Another analyst observes that Sikka's ideas would have excited him "had Infosys been a $500-million company".
"What he is saying could be very challenging to implement at the company's current size and scale. It could well disrupt the company's current harmony," says a Mumbai-based analyst who had attended Infosys' meet at its Pune campus, requesting anonymity.
"It is still a big risk," adds another analyst who has been tracking the company closely.
"During the analyst meet, Sikka shared several ambitious plans and ideas, but in some ways, he did not answer any question directly. Maybe he has the answers to all those questions but does not want to bring much focus to them."
But there is also a possibility that he does not know the answers at all.

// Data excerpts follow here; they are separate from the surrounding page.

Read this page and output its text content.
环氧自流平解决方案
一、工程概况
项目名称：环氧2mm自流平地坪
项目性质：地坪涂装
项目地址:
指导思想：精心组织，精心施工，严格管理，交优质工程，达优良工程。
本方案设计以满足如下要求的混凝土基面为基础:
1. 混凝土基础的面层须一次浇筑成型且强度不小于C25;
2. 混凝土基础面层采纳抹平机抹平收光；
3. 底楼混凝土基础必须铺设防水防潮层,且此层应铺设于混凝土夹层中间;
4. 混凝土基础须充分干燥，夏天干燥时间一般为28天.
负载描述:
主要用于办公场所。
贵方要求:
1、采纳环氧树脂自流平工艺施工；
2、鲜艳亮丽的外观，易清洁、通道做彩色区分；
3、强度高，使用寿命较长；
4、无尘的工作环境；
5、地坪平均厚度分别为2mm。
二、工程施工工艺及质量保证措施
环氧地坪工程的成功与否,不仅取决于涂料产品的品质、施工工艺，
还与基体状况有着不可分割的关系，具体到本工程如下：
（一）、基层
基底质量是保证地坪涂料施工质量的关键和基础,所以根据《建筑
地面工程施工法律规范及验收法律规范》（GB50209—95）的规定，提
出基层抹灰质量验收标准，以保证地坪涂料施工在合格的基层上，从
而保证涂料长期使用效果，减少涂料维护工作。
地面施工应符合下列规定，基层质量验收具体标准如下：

After all, he is very new to the IT services business."
The way to go
In a blogpost, greeting the 160,000 or so employees of Infosys for the New Year, Sikka yet again chose a rather unexpected path and suggested "new habits and behaviour", which if implemented might make 2015 a "year to remember" for the company.
While several other CEOs of traditional IT services companies would have talked about things like utilisation, client spending and hiring, Sikka asked employees to be "mindful" and "curious", to "speak up", and to "learn and teach".
He urged them to ask questions, challenge norms and review practices.
Additionally, at a time when most IT services CEOs are focused on ensuring that their companies get the largest pie of clients' budgets for the coming year, Sikka set a different tone in an interview with Phil Fersht, CEO of global advisory analyst firm HfS Research.
He said the biggest challenge for Infosys in 2015 would be to bring about a cultural shift, and there was the need to "transform ourselves culturally and operationally into a company driven by innovation, driven by delivering much more value addition, more innovative services".
To achieve this, he said the company will need a "serious change" in mindset - in its offerings as well as in its operational processes.
While Sikka has time and again made it amply clear that Infosys will continue to be a services company, he has said that software will play a big role in the company's functioning going forward.
"Changing a machine is easy but changing a human being is a totally different thing. But I guess we will all have to wait and watch for now," says an analyst.
Despite these doubts, most analysts have chosen to be patient with Sikka, and are willing to give him six more months before passing judgment.